One reason that Shirley Jackson’s novel is so well-respected and gets recycled again and again is that it’s not just a ghost story. Indeed, there is no ghost actually seen in the novel despite the readers being told time and again by Dr. Montague the evil reputation of this place. For those of you that don’t know the original, Dr. Montague brings in three strangers to help him explore whether Hill House’s reputation as a haunted house is warranted. In the book, he serves as both mentor and expository device explaining the house’s history, but it is Eleanor that is the book’s main protagonist. It is through her eyes that readers watch what is happening in Hill House. Eleanor is a woman who has experienced little in life save for caring for her sick mother. What begins as a grand adventure for Eleanor becomes a series of erratic behaviors and ultimately madness. Hill House doesn’t claim Eleanor in a supernatural sense but it has captivated and imprisoned her mind within its walls. In a cinematic landscape full of jittery CGI spirits, Jackson deftly only requires pounding on the wall and strange messages to show what Hill House is doing to Eleanor’s mind, and readers don’t need to see a ghost to know that Eleanor is being tormented.
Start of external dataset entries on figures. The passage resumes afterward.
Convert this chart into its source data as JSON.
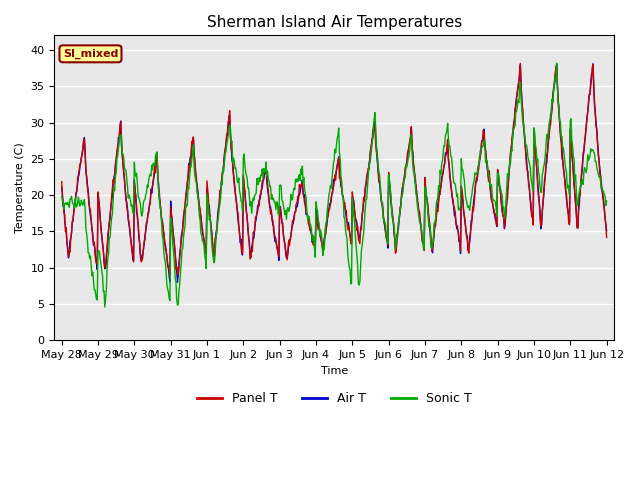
{
  "title": "Sherman Island Air Temperatures",
  "xlabel": "Time",
  "ylabel": "Temperature (C)",
  "ylim": [
    0,
    42
  ],
  "yticks": [
    0,
    5,
    10,
    15,
    20,
    25,
    30,
    35,
    40
  ],
  "x_tick_labels": [
    "May 28",
    "May 29",
    "May 30",
    "May 31",
    "Jun 1",
    "Jun 2",
    "Jun 3",
    "Jun 4",
    "Jun 5",
    "Jun 6",
    "Jun 7",
    "Jun 8",
    "Jun 9",
    "Jun 10",
    "Jun 11",
    "Jun 12"
  ],
  "legend_labels": [
    "Panel T",
    "Air T",
    "Sonic T"
  ],
  "panel_color": "#cc0000",
  "air_color": "#0000cc",
  "sonic_color": "#00aa00",
  "annotation_text": "SI_mixed",
  "bg_color": "#e8e8e8",
  "title_fontsize": 11,
  "day_peaks": [
    28,
    30,
    25,
    28,
    31,
    24,
    22,
    25,
    30,
    29,
    27,
    29,
    38,
    38,
    38,
    29
  ],
  "day_mins": [
    11,
    9,
    10,
    8,
    11,
    11,
    11,
    12,
    13,
    12,
    12,
    12,
    15,
    15,
    15,
    15
  ],
  "sonic_peaks": [
    19,
    29,
    26,
    27,
    30,
    24,
    24,
    29,
    31,
    28,
    30,
    28,
    35,
    37,
    27,
    29
  ],
  "sonic_mins": [
    19,
    5,
    17,
    4,
    10,
    18,
    17,
    12,
    7,
    12,
    12,
    17,
    17,
    20,
    19,
    19
  ]
}
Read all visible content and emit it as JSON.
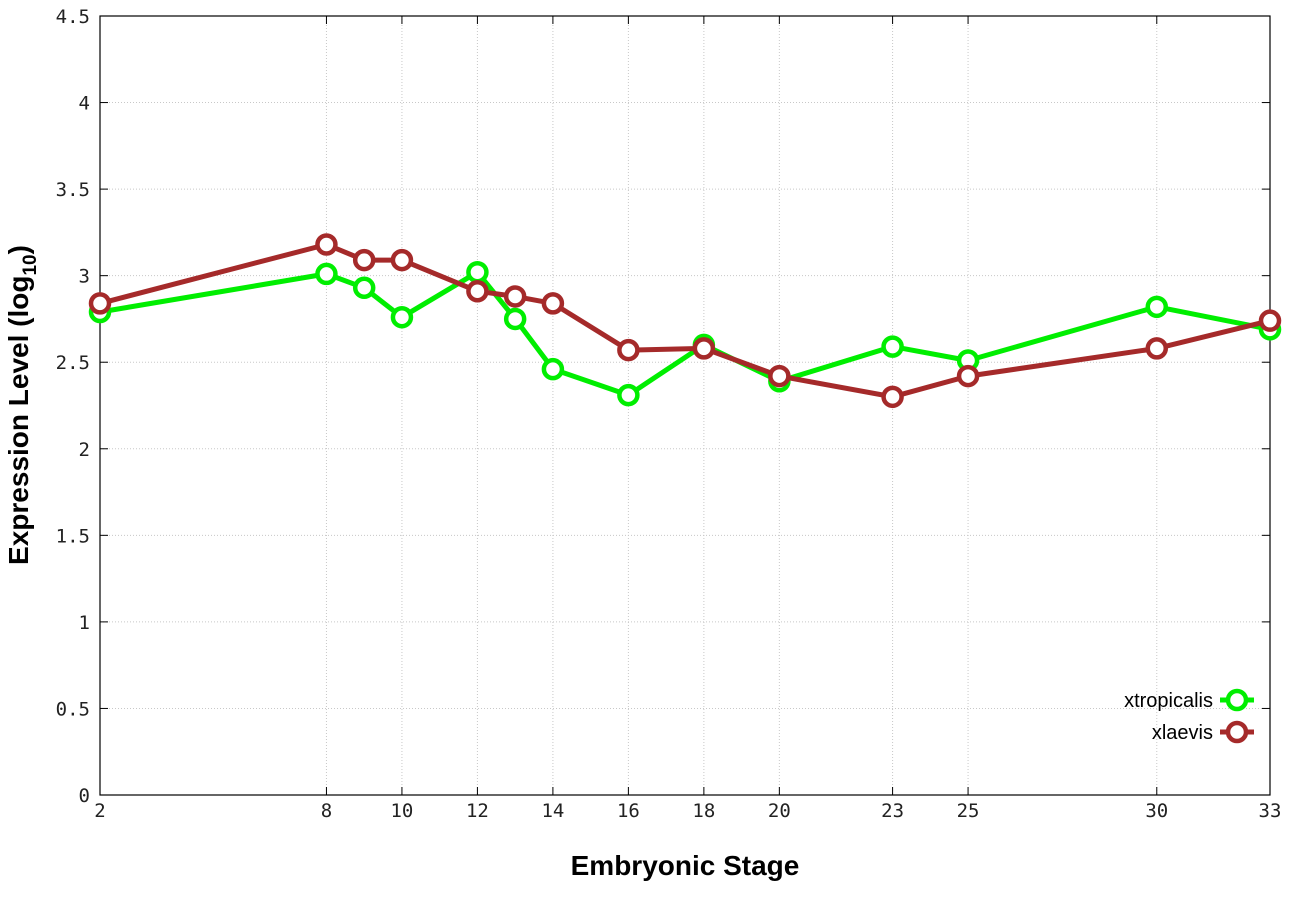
{
  "chart_data": {
    "type": "line",
    "xlabel": "Embryonic Stage",
    "ylabel": "Expression Level (log",
    "ylabel_sub": "10",
    "ylabel_close": ")",
    "x_ticks": [
      "2",
      "8",
      "10",
      "12",
      "14",
      "16",
      "18",
      "20",
      "23",
      "25",
      "30",
      "33"
    ],
    "y_ticks": [
      "0",
      "0.5",
      "1",
      "1.5",
      "2",
      "2.5",
      "3",
      "3.5",
      "4",
      "4.5"
    ],
    "xlim": [
      2,
      33
    ],
    "ylim": [
      0,
      4.5
    ],
    "grid": true,
    "legend_position": "bottom-right",
    "series": [
      {
        "name": "xtropicalis",
        "color": "#00ee00",
        "x": [
          2,
          8,
          9,
          10,
          12,
          13,
          14,
          16,
          18,
          20,
          23,
          25,
          30,
          33
        ],
        "y": [
          2.79,
          3.01,
          2.93,
          2.76,
          3.02,
          2.75,
          2.46,
          2.31,
          2.6,
          2.39,
          2.59,
          2.51,
          2.82,
          2.69
        ]
      },
      {
        "name": "xlaevis",
        "color": "#a52a2a",
        "x": [
          2,
          8,
          9,
          10,
          12,
          13,
          14,
          16,
          18,
          20,
          23,
          25,
          30,
          33
        ],
        "y": [
          2.84,
          3.18,
          3.09,
          3.09,
          2.91,
          2.88,
          2.84,
          2.57,
          2.58,
          2.42,
          2.3,
          2.42,
          2.58,
          2.74
        ]
      }
    ]
  }
}
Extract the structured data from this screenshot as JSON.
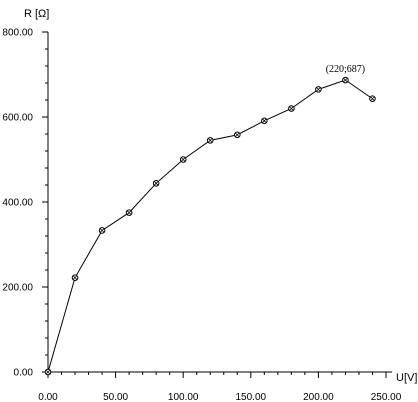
{
  "chart_data": {
    "type": "line",
    "title": "",
    "xlabel": "U[V]",
    "ylabel": "R [Ω]",
    "xlim": [
      0,
      250
    ],
    "ylim": [
      0,
      800
    ],
    "grid": false,
    "x_ticks": [
      0,
      50,
      100,
      150,
      200,
      250
    ],
    "y_ticks": [
      0,
      200,
      400,
      600,
      800
    ],
    "x_tick_labels": [
      "0.00",
      "50.00",
      "100.00",
      "150.00",
      "200.00",
      "250.00"
    ],
    "y_tick_labels": [
      "0.00",
      "200.00",
      "400.00",
      "600.00",
      "800.00"
    ],
    "series": [
      {
        "x": [
          0,
          20,
          40,
          60,
          80,
          100,
          120,
          140,
          160,
          180,
          200,
          220,
          240
        ],
        "y": [
          0,
          222,
          333,
          375,
          444,
          500,
          545,
          558,
          591,
          620,
          665,
          687,
          643
        ]
      }
    ],
    "annotations": [
      {
        "text": "(220;687)",
        "x": 220,
        "y": 687
      }
    ],
    "colors": {
      "line": "#000000",
      "marker": "#000000"
    }
  }
}
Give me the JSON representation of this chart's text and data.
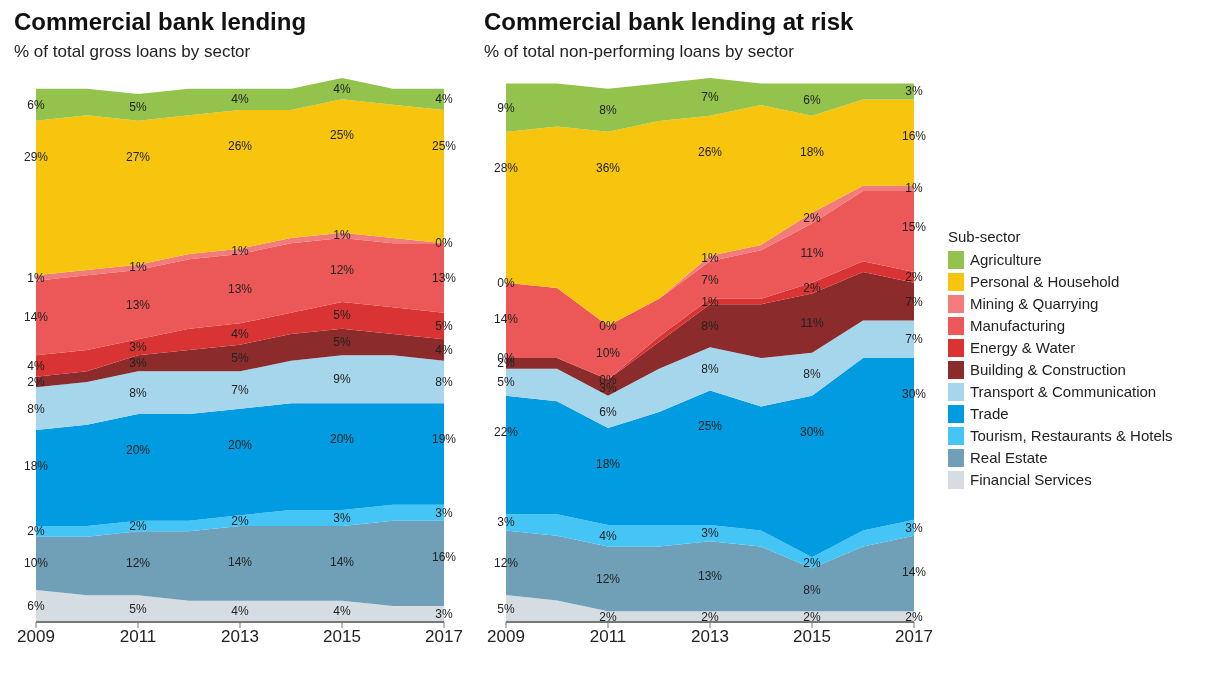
{
  "chart_data": [
    {
      "type": "area",
      "title": "Commercial bank lending",
      "subtitle": "% of total gross loans by sector",
      "stacked": true,
      "legend": false,
      "x": [
        2009,
        2010,
        2011,
        2012,
        2013,
        2014,
        2015,
        2016,
        2017
      ],
      "xlim": [
        2009,
        2017
      ],
      "xticks": [
        2009,
        2011,
        2013,
        2015,
        2017
      ],
      "series": [
        {
          "color": "#d5dde2",
          "values": [
            6,
            5,
            5,
            4,
            4,
            4,
            4,
            3,
            3
          ],
          "value_labels": [
            "6%",
            null,
            "5%",
            null,
            "4%",
            null,
            "4%",
            null,
            "3%"
          ]
        },
        {
          "color": "#6fa0b8",
          "values": [
            10,
            11,
            12,
            13,
            14,
            14,
            14,
            16,
            16
          ],
          "value_labels": [
            "10%",
            null,
            "12%",
            null,
            "14%",
            null,
            "14%",
            null,
            "16%"
          ]
        },
        {
          "color": "#45c4f6",
          "values": [
            2,
            2,
            2,
            2,
            2,
            3,
            3,
            3,
            3
          ],
          "value_labels": [
            "2%",
            null,
            "2%",
            null,
            "2%",
            null,
            "3%",
            null,
            "3%"
          ]
        },
        {
          "color": "#009be0",
          "values": [
            18,
            19,
            20,
            20,
            20,
            20,
            20,
            19,
            19
          ],
          "value_labels": [
            "18%",
            null,
            "20%",
            null,
            "20%",
            null,
            "20%",
            null,
            "19%"
          ]
        },
        {
          "color": "#a6d6ec",
          "values": [
            8,
            8,
            8,
            8,
            7,
            8,
            9,
            9,
            8
          ],
          "value_labels": [
            "8%",
            null,
            "8%",
            null,
            "7%",
            null,
            "9%",
            null,
            "8%"
          ]
        },
        {
          "color": "#8b2b2b",
          "values": [
            2,
            2,
            3,
            4,
            5,
            5,
            5,
            4,
            4
          ],
          "value_labels": [
            "2%",
            null,
            "3%",
            null,
            "5%",
            null,
            "5%",
            null,
            "4%"
          ]
        },
        {
          "color": "#d93333",
          "values": [
            4,
            4,
            3,
            4,
            4,
            4,
            5,
            5,
            5
          ],
          "value_labels": [
            "4%",
            null,
            "3%",
            null,
            "4%",
            null,
            "5%",
            null,
            "5%"
          ]
        },
        {
          "color": "#ec5858",
          "values": [
            14,
            14,
            13,
            13,
            13,
            13,
            12,
            12,
            13
          ],
          "value_labels": [
            "14%",
            null,
            "13%",
            null,
            "13%",
            null,
            "12%",
            null,
            "13%"
          ]
        },
        {
          "color": "#f27b7b",
          "values": [
            1,
            1,
            1,
            1,
            1,
            1,
            1,
            1,
            0
          ],
          "value_labels": [
            "1%",
            null,
            "1%",
            null,
            "1%",
            null,
            "1%",
            null,
            "0%"
          ]
        },
        {
          "color": "#f8c50e",
          "values": [
            29,
            29,
            27,
            26,
            26,
            24,
            25,
            25,
            25
          ],
          "value_labels": [
            "29%",
            null,
            "27%",
            null,
            "26%",
            null,
            "25%",
            null,
            "25%"
          ]
        },
        {
          "color": "#93c24d",
          "values": [
            6,
            5,
            5,
            5,
            4,
            4,
            4,
            3,
            4
          ],
          "value_labels": [
            "6%",
            null,
            "5%",
            null,
            "4%",
            null,
            "4%",
            null,
            "4%"
          ]
        }
      ]
    },
    {
      "type": "area",
      "title": "Commercial bank lending at risk",
      "subtitle": "% of total non-performing loans by sector",
      "stacked": true,
      "legend": "right",
      "legend_title": "Sub-sector",
      "x": [
        2009,
        2010,
        2011,
        2012,
        2013,
        2014,
        2015,
        2016,
        2017
      ],
      "xlim": [
        2009,
        2017
      ],
      "xticks": [
        2009,
        2011,
        2013,
        2015,
        2017
      ],
      "series": [
        {
          "name": "Financial Services",
          "color": "#d5dde2",
          "values": [
            5,
            4,
            2,
            2,
            2,
            2,
            2,
            2,
            2
          ],
          "value_labels": [
            "5%",
            null,
            "2%",
            null,
            "2%",
            null,
            "2%",
            null,
            "2%"
          ]
        },
        {
          "name": "Real Estate",
          "color": "#6fa0b8",
          "values": [
            12,
            12,
            12,
            12,
            13,
            12,
            8,
            12,
            14
          ],
          "value_labels": [
            "12%",
            null,
            "12%",
            null,
            "13%",
            null,
            "8%",
            null,
            "14%"
          ]
        },
        {
          "name": "Tourism, Restaurants & Hotels",
          "color": "#45c4f6",
          "values": [
            3,
            4,
            4,
            4,
            3,
            3,
            2,
            3,
            3
          ],
          "value_labels": [
            "3%",
            null,
            "4%",
            null,
            "3%",
            null,
            "2%",
            null,
            "3%"
          ]
        },
        {
          "name": "Trade",
          "color": "#009be0",
          "values": [
            22,
            21,
            18,
            21,
            25,
            23,
            30,
            32,
            30
          ],
          "value_labels": [
            "22%",
            null,
            "18%",
            null,
            "25%",
            null,
            "30%",
            null,
            "30%"
          ]
        },
        {
          "name": "Transport & Communication",
          "color": "#a6d6ec",
          "values": [
            5,
            6,
            6,
            8,
            8,
            9,
            8,
            7,
            7
          ],
          "value_labels": [
            "5%",
            null,
            "6%",
            null,
            "8%",
            null,
            "8%",
            null,
            "7%"
          ]
        },
        {
          "name": "Building & Construction",
          "color": "#8b2b2b",
          "values": [
            2,
            2,
            3,
            5,
            8,
            10,
            11,
            9,
            7
          ],
          "value_labels": [
            "2%",
            null,
            "3%",
            null,
            "8%",
            null,
            "11%",
            null,
            "7%"
          ]
        },
        {
          "name": "Energy & Water",
          "color": "#d93333",
          "values": [
            0,
            0,
            0,
            1,
            1,
            1,
            2,
            2,
            2
          ],
          "value_labels": [
            "0%",
            null,
            "0%",
            null,
            "1%",
            null,
            "2%",
            null,
            "2%"
          ]
        },
        {
          "name": "Manufacturing",
          "color": "#ec5858",
          "values": [
            14,
            13,
            10,
            7,
            7,
            9,
            11,
            13,
            15
          ],
          "value_labels": [
            "14%",
            null,
            "10%",
            null,
            "7%",
            null,
            "11%",
            null,
            "15%"
          ]
        },
        {
          "name": "Mining & Quarrying",
          "color": "#f27b7b",
          "values": [
            0,
            0,
            0,
            0,
            1,
            1,
            2,
            1,
            1
          ],
          "value_labels": [
            "0%",
            null,
            "0%",
            null,
            "1%",
            null,
            "2%",
            null,
            "1%"
          ]
        },
        {
          "name": "Personal & Household",
          "color": "#f8c50e",
          "values": [
            28,
            30,
            36,
            33,
            26,
            26,
            18,
            16,
            16
          ],
          "value_labels": [
            "28%",
            null,
            "36%",
            null,
            "26%",
            null,
            "18%",
            null,
            "16%"
          ]
        },
        {
          "name": "Agriculture",
          "color": "#93c24d",
          "values": [
            9,
            8,
            8,
            7,
            7,
            4,
            6,
            3,
            3
          ],
          "value_labels": [
            "9%",
            null,
            "8%",
            null,
            "7%",
            null,
            "6%",
            null,
            "3%"
          ]
        }
      ]
    }
  ]
}
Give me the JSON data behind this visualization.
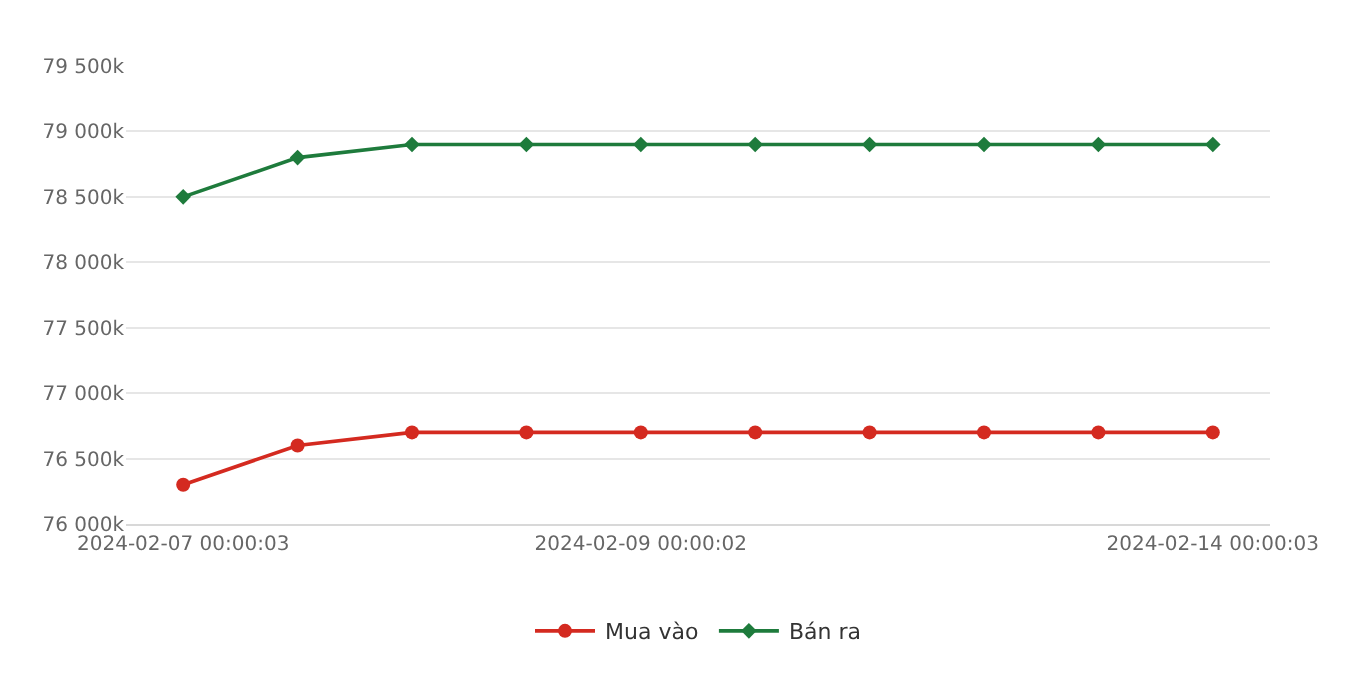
{
  "chart_data": {
    "type": "line",
    "categories": [
      "2024-02-07 00:00:03",
      null,
      null,
      null,
      "2024-02-09 00:00:02",
      null,
      null,
      null,
      null,
      "2024-02-14 00:00:03"
    ],
    "series": [
      {
        "name": "Mua vào",
        "color": "#d42a20",
        "marker": "circle",
        "values": [
          76300,
          76600,
          76700,
          76700,
          76700,
          76700,
          76700,
          76700,
          76700,
          76700
        ]
      },
      {
        "name": "Bán ra",
        "color": "#1e7b3c",
        "marker": "diamond",
        "values": [
          78500,
          78800,
          78900,
          78900,
          78900,
          78900,
          78900,
          78900,
          78900,
          78900
        ]
      }
    ],
    "ylim": [
      76000,
      79500
    ],
    "yticks": [
      {
        "value": 76000,
        "label": "76 000k"
      },
      {
        "value": 76500,
        "label": "76 500k"
      },
      {
        "value": 77000,
        "label": "77 000k"
      },
      {
        "value": 77500,
        "label": "77 500k"
      },
      {
        "value": 78000,
        "label": "78 000k"
      },
      {
        "value": 78500,
        "label": "78 500k"
      },
      {
        "value": 79000,
        "label": "79 000k"
      },
      {
        "value": 79500,
        "label": "79 500k"
      }
    ],
    "grid": "y",
    "legend": "bottom",
    "line_style": "solid"
  }
}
The new series from Netflix is fan-service for those who enjoy the novel, but it is also much more. Eagle-eyed viewers can try to spot the many ghosts that showrunner Michael Flanagan left for readers to find even as they notice characters and scenes that are callbacks to the original novel. Even if the series didn’t have the Hill House name attached, even if it didn’t borrow their characters’ names, this story is a unique ensemble drama on the effects of trauma, the narrative jumping back and forth between the past and present to show what has marked the Crain children and what continues to define them well into adulthood. All the children have their own ways of coping with what went on in that house, from Shirley completely repressing and refusing to discuss it to Luke turning to drugs. Older brother Stephen is writing about their experiences but in a fictionalized way that doesn’t really give him closure. The children are not confronting their experiences in Hill House largely thanks to the dad who has kept secrets about their mother and about the house from them. Much like how Jackson lets “her” Eleanor be the readers’ eyes, the viewers are given a chance to see what has broken each of the Crain children both in the house and outside of it. Eleanor was doomed because she was alone, even with three other people with her. The Crain children are each trying to process their trauma alone, but it is when they come together that the possibility of healing finally emerges. The old argument of book vs. movie is one that will continue as long as books are made into them, but both series and film should be enjoyed as their own entity without the pressure of having to choose.